Le conte fantastique de Marie Ndiaye

© Caroline Laberge

Par : Stefan Puchalski
D’entrée en jeu, l’homme est absent. Du moins, on ne le voit pas. À l’occasion, on l’entend grogner, on l’entend crier des noms, mais c’est tout. Cette fois-ci, il reste seul dans sa maison isolée, entourée de champs de maïs.

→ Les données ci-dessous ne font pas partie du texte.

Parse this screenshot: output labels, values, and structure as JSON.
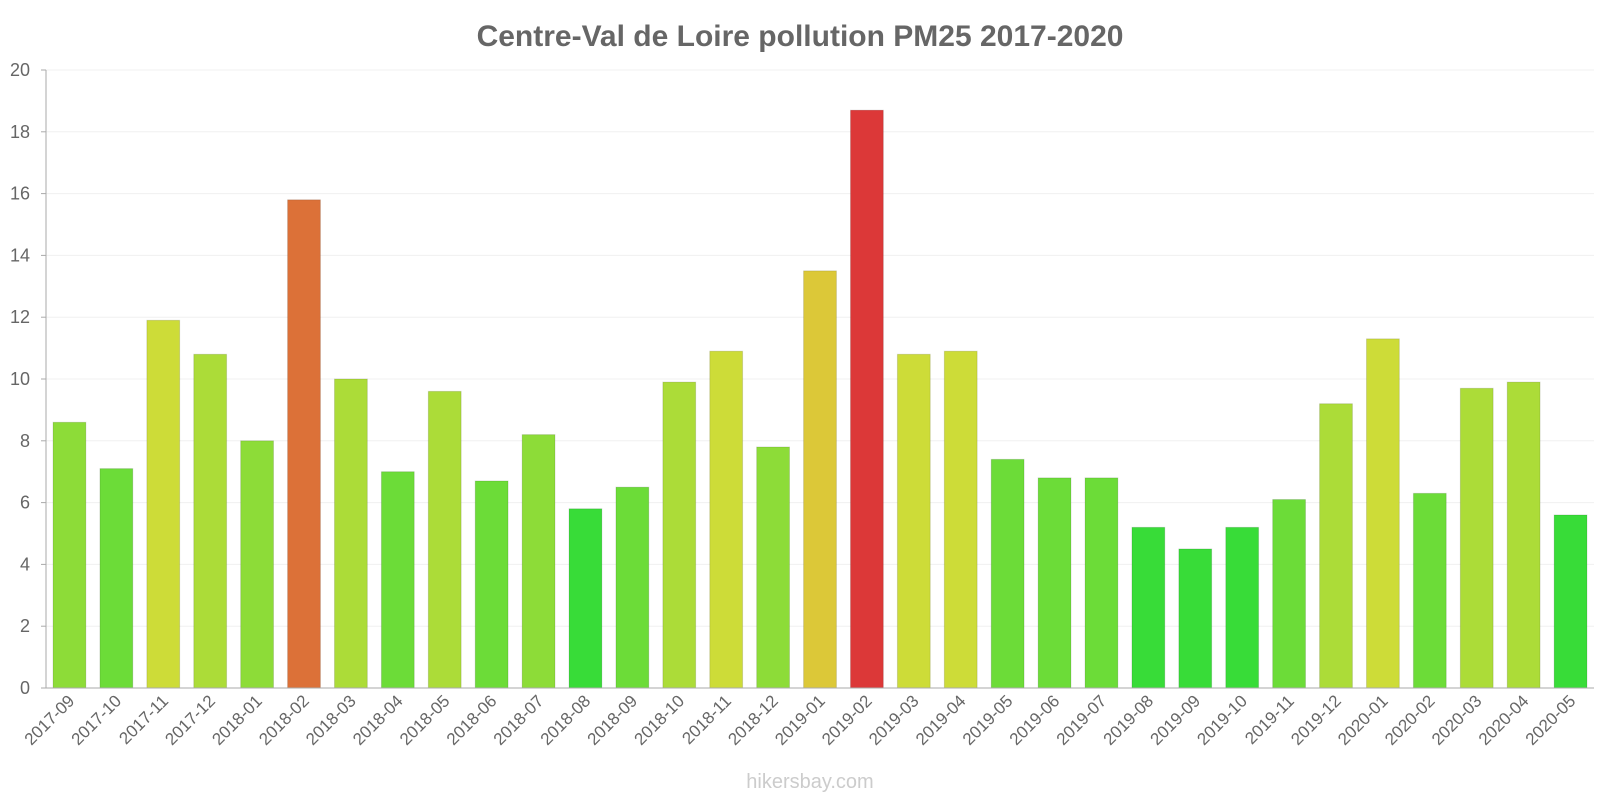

Marie NDiaye, qui s’est fait connaître comme autrice, – elle remporte le prix Femina (Rosie Carpe) en 2001 et le prix Goncourt (Trois femmes puissantes) en 2009 – elle se tourne graduellement vers le théâtre. Dans sa pièce Les Serpents, qui a pris l’affiche pour la première fois en 2005 en Suisse, l’homme est alors absent. Dans la mise en scène de Luce Pelletier, on parle de lui et de son absence tout au long de la pièce. Et de ses enfants. Madame Diss (jouée par Isabelle Miquelon), veut savoir si son fils lui prêtera l’argent dont elle a besoin pour se sortir d’une situation délicate. Par contre, elle reçoit une fin de non-recevoir de sa belle-fille, France (jouée par Catherine Paquin-Béchard), la femme soumise qui a peur de son époux et qui tient à faire échouer toute rencontre avec lui, afin de ne pas provoquer sa colère et de protéger ses deux enfants. Enfin, Nancy (jouée par Rachel Graton), la première épouse de l’homme, veut connaître le sort de leur fils, Jackie, disparu dans des circonstances obscures. Lorsque Nancy pénètre enfin dans la maison, elle n’y voit rien, ni son ex-mari, ni son enfant, ni les enfants de France.

© Caroline Laberge

L’homme est-il un monstre? Est-il un ogre? A-t-il battu son fils? Lui a-t-il fait encore pire? Dévore-t-il des enfants? Toutes les questions sont permises puisque les réponses ne sont pas forcément données.

À l’affiche à l’Espace Go jusqu’au 7 décembre.